Context & Objective: Our aim was to explore the relative roles of gonadal sex steroids and inhibin B (I_B) in the regulation of follicle-stimulating hormone (FSH) across a spectrum of seminiferous epithelium function.

Subjects: Group I, healthy men (n = 31); Group II, men with idiopathic hypogonadotropic hypogonadism (IHH) receiving pulsatile GnRH (n = 12) selected to represent a spectrum of seminiferous tubular development, testicular size, and baseline inhibin B levels; Group III, men with functional anorchia (n = 3) receiving testosterone (T) replacement.

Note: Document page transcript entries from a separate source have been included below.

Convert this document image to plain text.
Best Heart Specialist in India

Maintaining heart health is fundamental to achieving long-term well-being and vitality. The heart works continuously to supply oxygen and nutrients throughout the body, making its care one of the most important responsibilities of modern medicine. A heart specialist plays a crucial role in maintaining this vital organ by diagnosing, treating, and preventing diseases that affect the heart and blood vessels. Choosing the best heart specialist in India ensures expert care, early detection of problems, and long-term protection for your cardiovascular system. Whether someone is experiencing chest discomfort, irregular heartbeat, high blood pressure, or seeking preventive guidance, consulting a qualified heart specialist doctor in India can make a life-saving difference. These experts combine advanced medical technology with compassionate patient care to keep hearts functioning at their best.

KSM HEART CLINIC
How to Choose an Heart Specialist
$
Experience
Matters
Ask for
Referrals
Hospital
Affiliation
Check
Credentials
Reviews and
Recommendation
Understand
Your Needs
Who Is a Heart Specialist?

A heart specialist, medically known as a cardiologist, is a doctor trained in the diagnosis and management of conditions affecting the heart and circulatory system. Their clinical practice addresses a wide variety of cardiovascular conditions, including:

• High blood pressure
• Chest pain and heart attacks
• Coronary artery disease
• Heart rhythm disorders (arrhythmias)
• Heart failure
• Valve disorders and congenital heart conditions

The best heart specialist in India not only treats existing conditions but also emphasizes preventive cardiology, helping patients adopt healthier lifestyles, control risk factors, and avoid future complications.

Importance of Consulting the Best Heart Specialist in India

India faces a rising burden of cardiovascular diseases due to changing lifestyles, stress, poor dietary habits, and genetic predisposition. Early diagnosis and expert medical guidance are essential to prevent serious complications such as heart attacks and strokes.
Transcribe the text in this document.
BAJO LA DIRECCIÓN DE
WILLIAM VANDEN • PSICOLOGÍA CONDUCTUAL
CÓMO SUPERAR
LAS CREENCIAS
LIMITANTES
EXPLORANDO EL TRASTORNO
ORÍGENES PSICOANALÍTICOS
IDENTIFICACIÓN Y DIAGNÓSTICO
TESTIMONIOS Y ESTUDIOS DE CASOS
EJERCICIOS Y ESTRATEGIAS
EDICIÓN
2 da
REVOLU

Design: Subjects were studied before and after 3 days of acute sex steroid withdrawal.

Setting: The Mallinckrodt General Clinical Research Center of Massachusetts General Hospital.

Interventions: Acute biochemical castration was achieved using high dose ketoconazole (KC) (Groups I and II) or withdrawal of androgen therapy (Group III).

Main outcome measures: Relationship between FSH and inhibin B in both normal and castrate sex steroid milieu.

Results: In both normal and castrate sex steroid milieus, there was a negative relationship between inhibin B and FSH, best described by a logarithmic model. Acute biochemical castration resulted in the most dramatic increases in FSH in men with the lowest baseline inhibin B levels.

Conclusions: i) In the human male, inhibin B is the principal gonadal feedback regulator of FSH secretion unless seminiferous tubular function is severely compromised; a logarithmic model best describes this relationship. ii) Sex steroid inhibition of FSH secretion is most apparent when serum inhibin B levels fall well below the normal range.